Caleb se sentó en la silla frente a mí. Le sonreí, aunque el ambiente me pareció incómodo. Empecé a comer en silencio, me costaba tragar bien el postre con la presencia de Caleb recordándome lo que había dicho sobre cortejarme.
Al terminar el postre, me excusé y fui al baño. Suspiré mientras miraba mi reflejo en el espejo. No me apetecía volver a la fiesta, así que salí a la zona de la piscina. Todavía podía oír a la multitud dentro de la casa, pero la tranquilidad que se respiraba aquí era apacible. La presencia de Caleb me incomodaba. Después de las relaciones fallidas con Pierce y Klay, no me atrevía a confiar en otro pretendiente. Había estado pensando en rechazar a Caleb, pero todo lo que había sucedido recientemente me hizo olvidar esa vacilación.

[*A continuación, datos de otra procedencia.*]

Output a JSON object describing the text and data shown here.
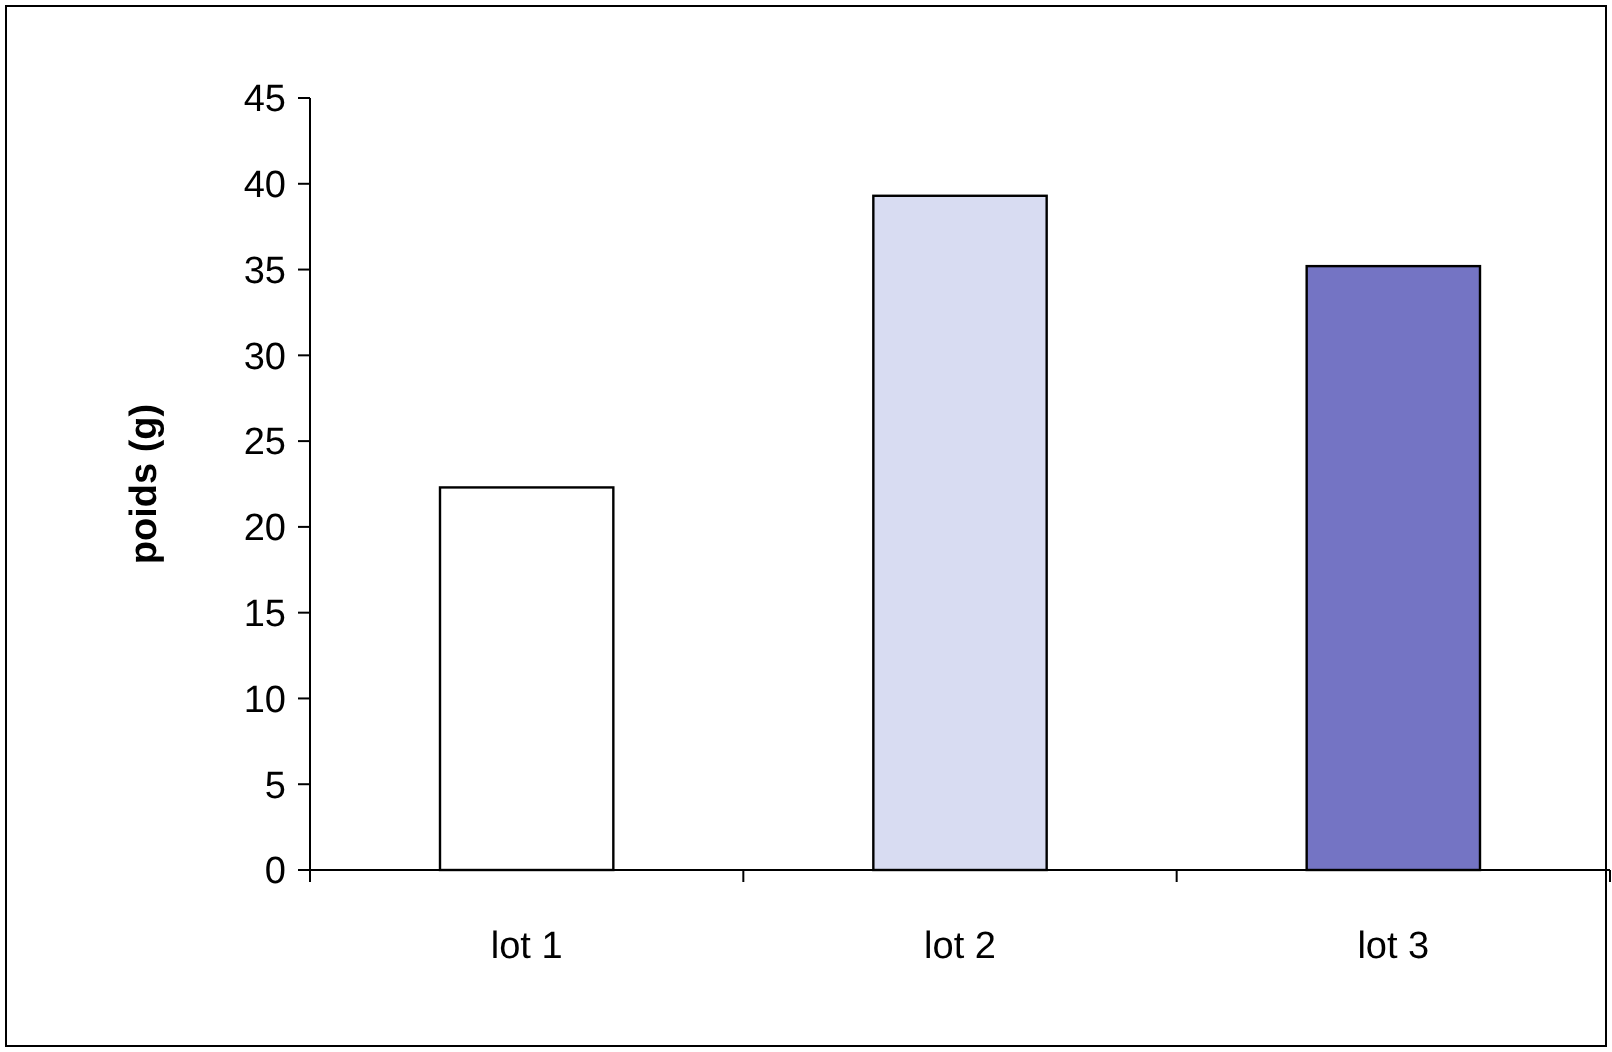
{
  "chart_data": {
    "type": "bar",
    "ylabel": "poids (g)",
    "categories": [
      "lot 1",
      "lot 2",
      "lot 3"
    ],
    "values": [
      22.3,
      39.3,
      35.2
    ],
    "colors": [
      "#ffffff",
      "#d8dcf2",
      "#7474c4"
    ],
    "ylim": [
      0,
      45
    ],
    "yticks": [
      0,
      5,
      10,
      15,
      20,
      25,
      30,
      35,
      40,
      45
    ]
  }
}
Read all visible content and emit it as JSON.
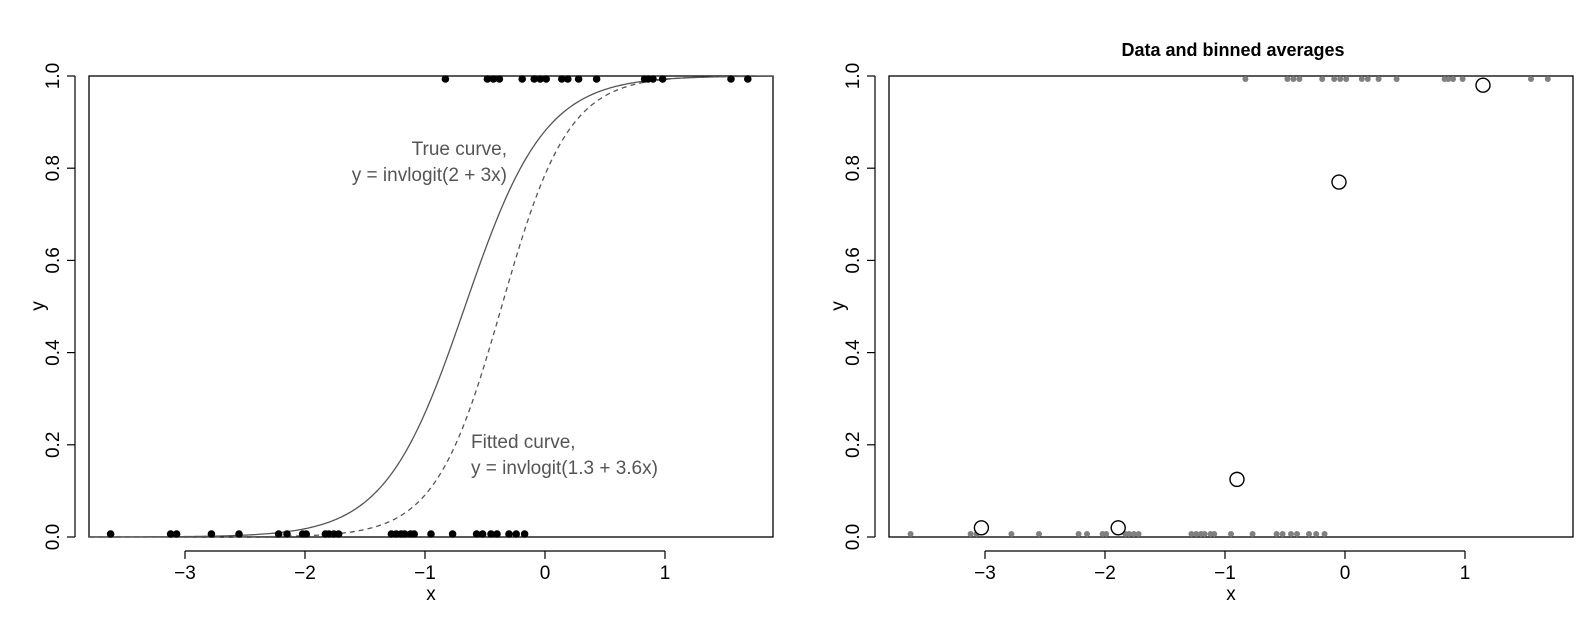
{
  "chart_data": [
    {
      "type": "scatter",
      "title": "",
      "xlabel": "x",
      "ylabel": "y",
      "xlim": [
        -3.8,
        1.9
      ],
      "ylim": [
        0,
        1
      ],
      "xticks": [
        -3,
        -2,
        -1,
        0,
        1
      ],
      "yticks": [
        0.0,
        0.2,
        0.4,
        0.6,
        0.8,
        1.0
      ],
      "xtick_labels": [
        "−3",
        "−2",
        "−1",
        "0",
        "1"
      ],
      "ytick_labels": [
        "0.0",
        "0.2",
        "0.4",
        "0.6",
        "0.8",
        "1.0"
      ],
      "grid": false,
      "points_color": "#000000",
      "points": {
        "x0": [
          -3.62,
          -3.12,
          -3.07,
          -2.78,
          -2.55,
          -2.22,
          -2.15,
          -2.02,
          -1.99,
          -1.83,
          -1.8,
          -1.76,
          -1.72,
          -1.28,
          -1.24,
          -1.2,
          -1.17,
          -1.12,
          -1.09,
          -0.95,
          -0.77,
          -0.57,
          -0.52,
          -0.45,
          -0.4,
          -0.3,
          -0.24,
          -0.17
        ],
        "x1": [
          -0.83,
          -0.48,
          -0.43,
          -0.38,
          -0.19,
          -0.09,
          -0.04,
          0.01,
          0.14,
          0.19,
          0.28,
          0.43,
          0.83,
          0.86,
          0.9,
          0.98,
          1.55,
          1.69
        ]
      },
      "curves": [
        {
          "label_lines": [
            "True curve,",
            "y = invlogit(2 + 3x)"
          ],
          "a": 2,
          "b": 3,
          "dash": "solid"
        },
        {
          "label_lines": [
            "Fitted curve,",
            "y = invlogit(1.3 + 3.6x)"
          ],
          "a": 1.3,
          "b": 3.6,
          "dash": "dashed"
        }
      ],
      "curve_color": "#555555",
      "annotation_color": "#555555"
    },
    {
      "type": "scatter",
      "title": "Data and binned averages",
      "xlabel": "x",
      "ylabel": "y",
      "xlim": [
        -3.8,
        1.9
      ],
      "ylim": [
        0,
        1
      ],
      "xticks": [
        -3,
        -2,
        -1,
        0,
        1
      ],
      "yticks": [
        0.0,
        0.2,
        0.4,
        0.6,
        0.8,
        1.0
      ],
      "xtick_labels": [
        "−3",
        "−2",
        "−1",
        "0",
        "1"
      ],
      "ytick_labels": [
        "0.0",
        "0.2",
        "0.4",
        "0.6",
        "0.8",
        "1.0"
      ],
      "grid": false,
      "points_color": "#808080",
      "points": {
        "x0": [
          -3.62,
          -3.12,
          -3.07,
          -2.78,
          -2.55,
          -2.22,
          -2.15,
          -2.02,
          -1.99,
          -1.83,
          -1.8,
          -1.76,
          -1.72,
          -1.28,
          -1.24,
          -1.2,
          -1.17,
          -1.12,
          -1.09,
          -0.95,
          -0.77,
          -0.57,
          -0.52,
          -0.45,
          -0.4,
          -0.3,
          -0.24,
          -0.17
        ],
        "x1": [
          -0.83,
          -0.48,
          -0.43,
          -0.38,
          -0.19,
          -0.09,
          -0.04,
          0.01,
          0.14,
          0.19,
          0.28,
          0.43,
          0.83,
          0.86,
          0.9,
          0.98,
          1.55,
          1.69
        ]
      },
      "binned_averages": [
        {
          "x": -3.03,
          "y": 0.02
        },
        {
          "x": -1.89,
          "y": 0.02
        },
        {
          "x": -0.9,
          "y": 0.125
        },
        {
          "x": -0.05,
          "y": 0.77
        },
        {
          "x": 1.15,
          "y": 0.98
        }
      ]
    }
  ]
}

Me abracé contra el aire frío, pero entonces un cálido abrigo me cubrió los hombros. Me giré y vi a Pierce de pie a mi lado.
Se metió las manos en los bolsillos de los pantalones y me miró. «¿Por qué estás aquí?

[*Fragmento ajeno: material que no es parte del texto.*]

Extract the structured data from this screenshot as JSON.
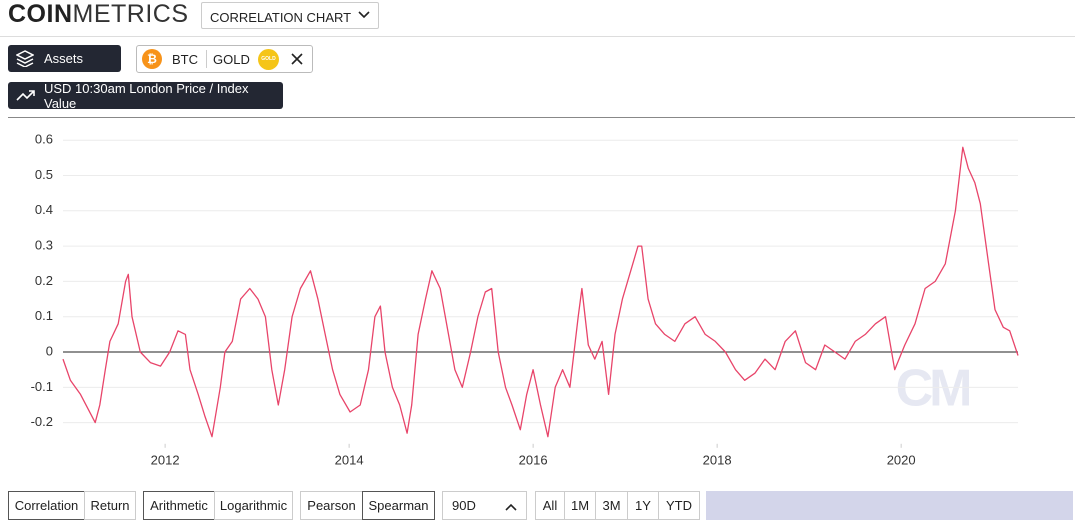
{
  "header": {
    "logo_bold": "COIN",
    "logo_light": "METRICS",
    "view_select": "CORRELATION CHART"
  },
  "toolbar": {
    "assets_button": "Assets",
    "assets": [
      "BTC",
      "GOLD"
    ],
    "gold_icon": "GOLD",
    "price_button": "USD 10:30am London Price / Index Value"
  },
  "chart_data": {
    "type": "line",
    "color": "#e8456a",
    "watermark": "CM",
    "grid": true,
    "xlim": [
      2010.89,
      2021.27
    ],
    "xticks": [
      2012,
      2014,
      2016,
      2018,
      2020
    ],
    "ylim": [
      -0.26,
      0.63
    ],
    "yticks": [
      -0.2,
      -0.1,
      0,
      0.1,
      0.2,
      0.3,
      0.4,
      0.5,
      0.6
    ],
    "x": [
      2010.89,
      2010.97,
      2011.08,
      2011.24,
      2011.29,
      2011.35,
      2011.4,
      2011.49,
      2011.57,
      2011.6,
      2011.64,
      2011.73,
      2011.84,
      2011.95,
      2012.05,
      2012.14,
      2012.22,
      2012.27,
      2012.36,
      2012.43,
      2012.51,
      2012.6,
      2012.65,
      2012.73,
      2012.82,
      2012.92,
      2013.01,
      2013.09,
      2013.16,
      2013.23,
      2013.3,
      2013.38,
      2013.47,
      2013.58,
      2013.66,
      2013.74,
      2013.82,
      2013.9,
      2014.01,
      2014.12,
      2014.21,
      2014.28,
      2014.34,
      2014.39,
      2014.47,
      2014.55,
      2014.63,
      2014.68,
      2014.75,
      2014.83,
      2014.9,
      2014.99,
      2015.08,
      2015.15,
      2015.23,
      2015.32,
      2015.4,
      2015.48,
      2015.55,
      2015.62,
      2015.7,
      2015.77,
      2015.86,
      2015.93,
      2016.0,
      2016.08,
      2016.16,
      2016.24,
      2016.32,
      2016.4,
      2016.49,
      2016.53,
      2016.6,
      2016.67,
      2016.75,
      2016.82,
      2016.89,
      2016.97,
      2017.05,
      2017.14,
      2017.18,
      2017.25,
      2017.33,
      2017.43,
      2017.54,
      2017.65,
      2017.76,
      2017.87,
      2017.98,
      2018.09,
      2018.2,
      2018.3,
      2018.41,
      2018.52,
      2018.63,
      2018.74,
      2018.85,
      2018.96,
      2019.07,
      2019.17,
      2019.28,
      2019.39,
      2019.5,
      2019.61,
      2019.72,
      2019.83,
      2019.93,
      2020.04,
      2020.15,
      2020.26,
      2020.37,
      2020.48,
      2020.59,
      2020.67,
      2020.73,
      2020.8,
      2020.86,
      2020.95,
      2021.02,
      2021.11,
      2021.18,
      2021.27
    ],
    "values": [
      -0.02,
      -0.08,
      -0.12,
      -0.2,
      -0.15,
      -0.05,
      0.03,
      0.08,
      0.2,
      0.22,
      0.1,
      0.0,
      -0.03,
      -0.04,
      0.0,
      0.06,
      0.05,
      -0.05,
      -0.12,
      -0.18,
      -0.24,
      -0.1,
      0.0,
      0.03,
      0.15,
      0.18,
      0.15,
      0.1,
      -0.05,
      -0.15,
      -0.05,
      0.1,
      0.18,
      0.23,
      0.15,
      0.05,
      -0.05,
      -0.12,
      -0.17,
      -0.15,
      -0.05,
      0.1,
      0.13,
      0.0,
      -0.1,
      -0.15,
      -0.23,
      -0.15,
      0.05,
      0.15,
      0.23,
      0.18,
      0.05,
      -0.05,
      -0.1,
      0.0,
      0.1,
      0.17,
      0.18,
      0.0,
      -0.1,
      -0.15,
      -0.22,
      -0.12,
      -0.05,
      -0.15,
      -0.24,
      -0.1,
      -0.05,
      -0.1,
      0.1,
      0.18,
      0.02,
      -0.02,
      0.03,
      -0.12,
      0.05,
      0.15,
      0.22,
      0.3,
      0.3,
      0.15,
      0.08,
      0.05,
      0.03,
      0.08,
      0.1,
      0.05,
      0.03,
      0.0,
      -0.05,
      -0.08,
      -0.06,
      -0.02,
      -0.05,
      0.03,
      0.06,
      -0.03,
      -0.05,
      0.02,
      0.0,
      -0.02,
      0.03,
      0.05,
      0.08,
      0.1,
      -0.05,
      0.02,
      0.08,
      0.18,
      0.2,
      0.25,
      0.4,
      0.58,
      0.52,
      0.48,
      0.42,
      0.25,
      0.12,
      0.07,
      0.06,
      -0.01
    ]
  },
  "controls": {
    "metric": [
      "Correlation",
      "Return"
    ],
    "scale": [
      "Arithmetic",
      "Logarithmic"
    ],
    "method": [
      "Pearson",
      "Spearman"
    ],
    "window": "90D",
    "ranges": [
      "All",
      "1M",
      "3M",
      "1Y",
      "YTD"
    ]
  }
}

Le sonreí, sintiéndome reconfortada por su presencia. «Me siento incómoda cerca de Caleb».
Apretó la mandíbula y miró hacia la piscina. «Estoy… celoso de él. Siento haber actuado como un idiota».
Pierce siempre fue sincero con sus sentimientos. Nunca me daba señales contradictorias, y ésa era una de las razones por las que me había enamorado de él antes… y por las que me estaba enamorando de nuevo.
«Pierce…»
Se volvió hacia mí. «¿Hmm?»
Tragué saliva, mirándole fijamente a sus cálidos ojos marrones. Me había dicho que me quería y me di cuenta de que yo también le quería. Tal vez podría darme otra oportunidad. Tal vez podría encontrar la felicidad, aunque todo siguiera siendo complicado.

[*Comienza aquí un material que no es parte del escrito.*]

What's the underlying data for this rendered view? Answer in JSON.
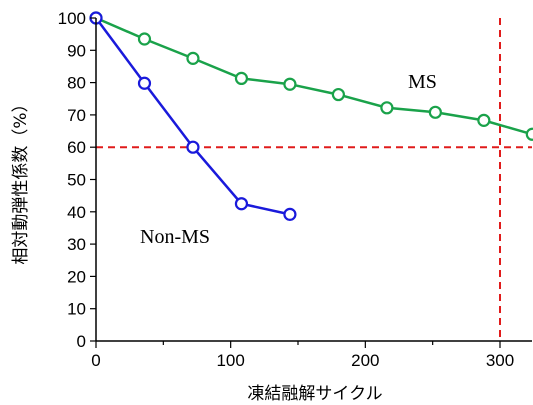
{
  "chart_data": {
    "type": "line",
    "title": "",
    "xlabel": "凍結融解サイクル",
    "ylabel": "相対動弾性係数（%）",
    "xlim": [
      0,
      325
    ],
    "ylim": [
      0,
      100
    ],
    "xticks": [
      0,
      100,
      200,
      300
    ],
    "yticks": [
      0,
      10,
      20,
      30,
      40,
      50,
      60,
      70,
      80,
      90,
      100
    ],
    "grid": false,
    "legend": "none",
    "series": [
      {
        "name": "MS",
        "color": "#1aa24a",
        "marker": "circle",
        "x": [
          0,
          36,
          72,
          108,
          144,
          180,
          216,
          252,
          288,
          324
        ],
        "y": [
          100,
          93.5,
          87.5,
          81.3,
          79.5,
          76.3,
          72.2,
          70.8,
          68.3,
          64.0
        ]
      },
      {
        "name": "Non-MS",
        "color": "#1a1adb",
        "marker": "circle",
        "x": [
          0,
          36,
          72,
          108,
          144
        ],
        "y": [
          100,
          79.8,
          60.0,
          42.5,
          39.2
        ]
      }
    ],
    "reference_lines": [
      {
        "orientation": "horizontal",
        "value": 60,
        "color": "#e01b1b",
        "style": "dashed"
      },
      {
        "orientation": "vertical",
        "value": 300,
        "color": "#e01b1b",
        "style": "dashed"
      }
    ]
  }
}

Me acerqué un paso más a él y mi mirada se posó en sus labios. La otra noche había estado a punto de besarle, y esta noche el deseo era irrefrenable. Mi corazón se aceleró y mi mente sólo podía concentrarse en sus labios ligeramente separados.
Haciendo acopio de todo mi valor, agarré el cuello de su camisa de manga larga, incliné la cabeza y acorté la distancia que nos separaba. Cuando tiré de él, encontré sus labios a medio camino.
Al principio, sentí que se ponía tenso por la sorpresa, pero no me importó. Sus ojos se abrieron de par en par, pero cerré los míos lentamente y empecé a mover los labios. Se quedó quieto un momento, pero al cabo de unos segundos, sentí que me devolvía el beso, intenso, apasionado.